Shining different lights on photocatalysis

Developments in photocatalytic research act as stepping-stones to a renewable future.

Karthik Shankar, professor in Electrical and Computer Engineering, with students

Conventional wisdom may tell us that money doesn’t grow on trees, but it doesn’t say that energy can’t fall from the sky. As an engineering lab at the University of Alberta is proving, harnessing the energy freely available in solar power may simply be a matter of chemical reactions.

“It’s much more efficient to convert the energy of the sun into a portable fuel, which can be transported to wherever you wanted and then used there,” explains Electrical and Computer Engineering Professor Karthik Shankar.

One of the reasons why fossil fuels are so popular, he adds, is because they have a high energy density and they’re portable. “You can carry them to wherever you need them. That’s difficult now with solar because the battery technology isn’t there yet.”

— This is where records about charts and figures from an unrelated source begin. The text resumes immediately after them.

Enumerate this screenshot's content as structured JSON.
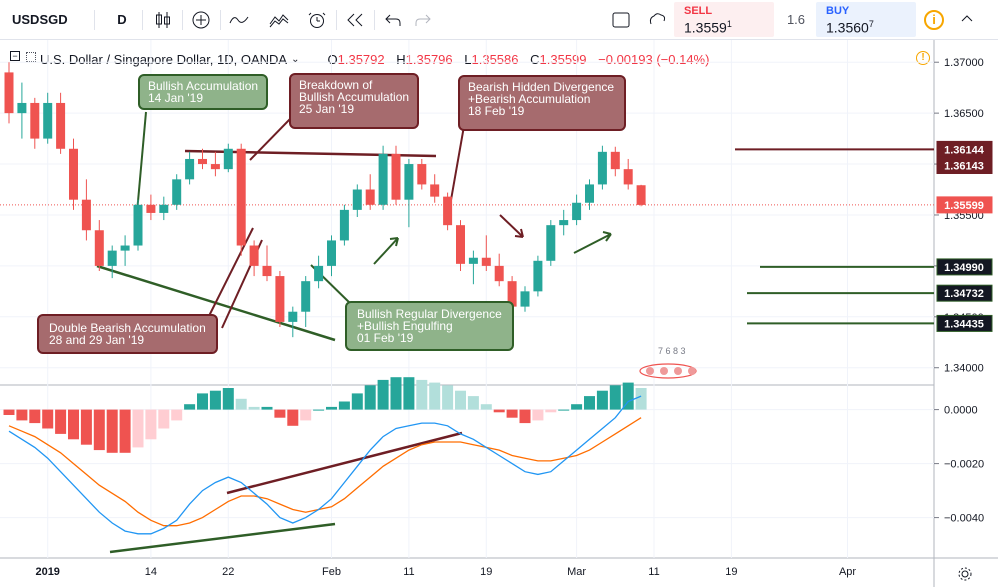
{
  "toolbar": {
    "symbol": "USDSGD",
    "interval": "D",
    "icons": [
      "candles-icon",
      "add-icon",
      "indicators-icon",
      "compare-icon",
      "alert-icon",
      "replay-icon",
      "undo-icon",
      "redo-icon",
      "fullscreen-icon",
      "snapshot-icon"
    ]
  },
  "trade": {
    "sell_label": "SELL",
    "sell_price": "1.3559",
    "sell_sup": "1",
    "spread": "1.6",
    "buy_label": "BUY",
    "buy_price": "1.3560",
    "buy_sup": "7",
    "info": "i"
  },
  "legend": {
    "title": "U.S. Dollar / Singapore Dollar, 1D, OANDA",
    "o_label": "O",
    "o": "1.35792",
    "h_label": "H",
    "h": "1.35796",
    "l_label": "L",
    "l": "1.35586",
    "c_label": "C",
    "c": "1.35599",
    "change": "−0.00193 (−0.14%)"
  },
  "colors": {
    "up": "#26a69a",
    "down": "#ef5350",
    "hist_up_strong": "#26a69a",
    "hist_up_weak": "#b2dfdb",
    "hist_down_strong": "#ef5350",
    "hist_down_weak": "#ffcdd2",
    "macd": "#2196f3",
    "signal": "#ff6d00",
    "level_red": "#6e1e24",
    "level_green": "#2f5e27"
  },
  "chart_data": [
    {
      "type": "candlestick",
      "title": "U.S. Dollar / Singapore Dollar, 1D, OANDA",
      "ylim": [
        1.3385,
        1.3712
      ],
      "y_ticks": [
        "1.37000",
        "1.36500",
        "1.36000",
        "1.35500",
        "1.35000",
        "1.34500",
        "1.34000"
      ],
      "x_ticks": [
        "2019",
        "14",
        "22",
        "Feb",
        "11",
        "19",
        "Mar",
        "11",
        "19",
        "Apr"
      ],
      "x_tick_candle_index": [
        3,
        11,
        17,
        25,
        31,
        37,
        44,
        50,
        56,
        65
      ],
      "candles": [
        [
          1.369,
          1.37,
          1.364,
          1.365
        ],
        [
          1.365,
          1.368,
          1.3625,
          1.366
        ],
        [
          1.366,
          1.3665,
          1.3615,
          1.3625
        ],
        [
          1.3625,
          1.367,
          1.362,
          1.366
        ],
        [
          1.366,
          1.367,
          1.361,
          1.3615
        ],
        [
          1.3615,
          1.3625,
          1.3555,
          1.3565
        ],
        [
          1.3565,
          1.3585,
          1.3525,
          1.3535
        ],
        [
          1.3535,
          1.3545,
          1.3495,
          1.35
        ],
        [
          1.35,
          1.352,
          1.3488,
          1.3515
        ],
        [
          1.3515,
          1.353,
          1.35,
          1.352
        ],
        [
          1.352,
          1.3565,
          1.3515,
          1.356
        ],
        [
          1.356,
          1.357,
          1.3545,
          1.3552
        ],
        [
          1.3552,
          1.3568,
          1.3545,
          1.356
        ],
        [
          1.356,
          1.359,
          1.3555,
          1.3585
        ],
        [
          1.3585,
          1.3612,
          1.358,
          1.3605
        ],
        [
          1.3605,
          1.3615,
          1.3595,
          1.36
        ],
        [
          1.36,
          1.3612,
          1.3588,
          1.3595
        ],
        [
          1.3595,
          1.362,
          1.3592,
          1.3615
        ],
        [
          1.3615,
          1.362,
          1.351,
          1.352
        ],
        [
          1.352,
          1.3525,
          1.349,
          1.35
        ],
        [
          1.35,
          1.352,
          1.3485,
          1.349
        ],
        [
          1.349,
          1.3495,
          1.344,
          1.3445
        ],
        [
          1.3445,
          1.346,
          1.343,
          1.3455
        ],
        [
          1.3455,
          1.349,
          1.344,
          1.3485
        ],
        [
          1.3485,
          1.351,
          1.3478,
          1.35
        ],
        [
          1.35,
          1.353,
          1.349,
          1.3525
        ],
        [
          1.3525,
          1.356,
          1.352,
          1.3555
        ],
        [
          1.3555,
          1.358,
          1.3548,
          1.3575
        ],
        [
          1.3575,
          1.359,
          1.3555,
          1.356
        ],
        [
          1.356,
          1.3618,
          1.3555,
          1.361
        ],
        [
          1.361,
          1.3618,
          1.356,
          1.3565
        ],
        [
          1.3565,
          1.3605,
          1.3538,
          1.36
        ],
        [
          1.36,
          1.3605,
          1.3575,
          1.358
        ],
        [
          1.358,
          1.359,
          1.3562,
          1.3568
        ],
        [
          1.3568,
          1.3572,
          1.3535,
          1.354
        ],
        [
          1.354,
          1.3545,
          1.3495,
          1.3502
        ],
        [
          1.3502,
          1.3515,
          1.3482,
          1.3508
        ],
        [
          1.3508,
          1.353,
          1.3495,
          1.35
        ],
        [
          1.35,
          1.3512,
          1.348,
          1.3485
        ],
        [
          1.3485,
          1.349,
          1.3458,
          1.346
        ],
        [
          1.346,
          1.348,
          1.3455,
          1.3475
        ],
        [
          1.3475,
          1.351,
          1.347,
          1.3505
        ],
        [
          1.3505,
          1.3545,
          1.35,
          1.354
        ],
        [
          1.354,
          1.3555,
          1.353,
          1.3545
        ],
        [
          1.3545,
          1.357,
          1.354,
          1.3562
        ],
        [
          1.3562,
          1.3585,
          1.3555,
          1.358
        ],
        [
          1.358,
          1.3618,
          1.3575,
          1.3612
        ],
        [
          1.3612,
          1.3617,
          1.3588,
          1.3595
        ],
        [
          1.3595,
          1.3605,
          1.3575,
          1.358
        ],
        [
          1.35792,
          1.35796,
          1.35586,
          1.35599
        ]
      ],
      "annotations": [
        {
          "text": "Bullish Accumulation\n14 Jan '19",
          "style": "green"
        },
        {
          "text": "Breakdown of\nBullish Accumulation\n25 Jan '19",
          "style": "red"
        },
        {
          "text": "Bearish Hidden Divergence\n+Bearish Accumulation\n18 Feb '19",
          "style": "red"
        },
        {
          "text": "Double Bearish Accumulation\n28 and 29 Jan '19",
          "style": "red"
        },
        {
          "text": "Bullish Regular Divergence\n+Bullish Engulfing\n01 Feb '19",
          "style": "green"
        }
      ],
      "price_levels": [
        {
          "label": "1.36144",
          "value": 1.36144,
          "color": "red"
        },
        {
          "label": "1.36143",
          "value": 1.36143,
          "color": "red"
        },
        {
          "label": "1.35599",
          "value": 1.35599,
          "color": "current"
        },
        {
          "label": "1.34990",
          "value": 1.3499,
          "color": "green"
        },
        {
          "label": "1.34732",
          "value": 1.34732,
          "color": "green"
        },
        {
          "label": "1.34435",
          "value": 1.34435,
          "color": "green"
        }
      ],
      "watermark": "7 6 8 3"
    },
    {
      "type": "histogram+line",
      "ylim": [
        -0.0052,
        0.0008
      ],
      "y_ticks": [
        "0.0000",
        "−0.0020",
        "−0.0040"
      ],
      "histogram": [
        -0.0002,
        -0.0004,
        -0.0005,
        -0.0007,
        -0.0009,
        -0.0011,
        -0.0013,
        -0.0015,
        -0.0016,
        -0.0016,
        -0.0014,
        -0.0011,
        -0.0007,
        -0.0004,
        0.0002,
        0.0006,
        0.0007,
        0.0008,
        0.0004,
        0.0001,
        0.0001,
        -0.0003,
        -0.0006,
        -0.0004,
        0.0,
        0.0001,
        0.0003,
        0.0006,
        0.0009,
        0.0011,
        0.0012,
        0.0012,
        0.0011,
        0.001,
        0.0009,
        0.0007,
        0.0005,
        0.0002,
        -0.0001,
        -0.0003,
        -0.0005,
        -0.0004,
        -0.0001,
        0.0,
        0.0002,
        0.0005,
        0.0007,
        0.0009,
        0.001,
        0.0008
      ],
      "macd": [
        -0.0008,
        -0.0011,
        -0.0014,
        -0.0018,
        -0.0023,
        -0.0028,
        -0.0033,
        -0.0038,
        -0.0042,
        -0.0045,
        -0.0046,
        -0.0046,
        -0.0044,
        -0.0041,
        -0.0035,
        -0.003,
        -0.0027,
        -0.0025,
        -0.0027,
        -0.0031,
        -0.0035,
        -0.004,
        -0.0042,
        -0.004,
        -0.0037,
        -0.0033,
        -0.0027,
        -0.0021,
        -0.0015,
        -0.001,
        -0.0007,
        -0.0006,
        -0.0005,
        -0.0005,
        -0.0006,
        -0.0009,
        -0.0011,
        -0.0014,
        -0.0017,
        -0.002,
        -0.0023,
        -0.0024,
        -0.0023,
        -0.0019,
        -0.0015,
        -0.0011,
        -0.0007,
        -0.0003,
        0.0003,
        0.0005
      ],
      "signal": [
        -0.0006,
        -0.0008,
        -0.001,
        -0.0013,
        -0.0016,
        -0.002,
        -0.0024,
        -0.0028,
        -0.0031,
        -0.0034,
        -0.0038,
        -0.0041,
        -0.0043,
        -0.0043,
        -0.0042,
        -0.004,
        -0.0037,
        -0.0034,
        -0.0032,
        -0.0032,
        -0.0033,
        -0.0035,
        -0.0037,
        -0.0038,
        -0.0037,
        -0.0036,
        -0.0033,
        -0.0029,
        -0.0025,
        -0.0021,
        -0.0018,
        -0.0015,
        -0.0013,
        -0.0012,
        -0.0012,
        -0.0012,
        -0.0013,
        -0.0014,
        -0.0015,
        -0.0017,
        -0.0018,
        -0.0019,
        -0.0019,
        -0.0018,
        -0.0017,
        -0.0015,
        -0.0012,
        -0.0009,
        -0.0006,
        -0.0003
      ]
    }
  ]
}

In Shankar’s mind, the way to make solar energy more portable is to use the sun’s energy to power other reactions that produce fuels which are more easily moved.

“We’re trying to convert CO2 into value-added fuels, and to split water to generate hydrogen,” he says. They’re doing that through research into groundbreaking new catalysts.

A catalyst is a substance that improves the rate of a chemical reaction without participating in the chemical reaction. They’re common in industrial applications, and are usually used at high temperatures where heat drives the reaction, accelerating the process. But adding heat to a reaction requires energy, decreasing efficiency and increasing cost. Shankar is seeking to remove that barrier.

“In photocatalysis you use light to power the reaction, and you can perform the same reaction at room temperature.”

The question is which catalysts are best for which applications.

student working on research in lab as part of the Department of Electrical and Computer Engineering

Shankar sees the pioneering photocatalytic work his students and researchers are doing as stepping-stones to a renewable future.

“The Arctic sea ice is thinning, we have irrefutable evidence of global climate change,” he affirms. “There’s a lot of concern from the environmental point of view regarding what to do with all the carbon being emitted in the form of carbon dioxide. Well, plasmons and graphenic semiconductors present a potential solution.”

He sees the water splitting work of the graphenic semiconductor as having incredible potential in the new clean energy economy. Another large role could be filled by the plasmonic titanium oxide catalyst, immediately applicable to sequestering carbon, transforming it into usable fuel, and mitigating the harmful effects of carbon dioxide release we currently face.

“We’ve demonstrated materials which show a lot of potential towards being used in some of these applications,” he says. “These reactions are of extraordinary interest to society.”

By harnessing solar power, he sees bright possibilities. The sun’s energy is freely available in huge amounts, and harnessing more of it through these photocatalytic reactions will lead to a cleaner, more sustainable energy future. As for what these breakthroughs might specifically mean for that future, Karthik is himself eager to find out.

“We’ll have to explore the properties of these technologies,” he says. “We hesitate to make assumptions because reality can sometimes be stranger than fiction.”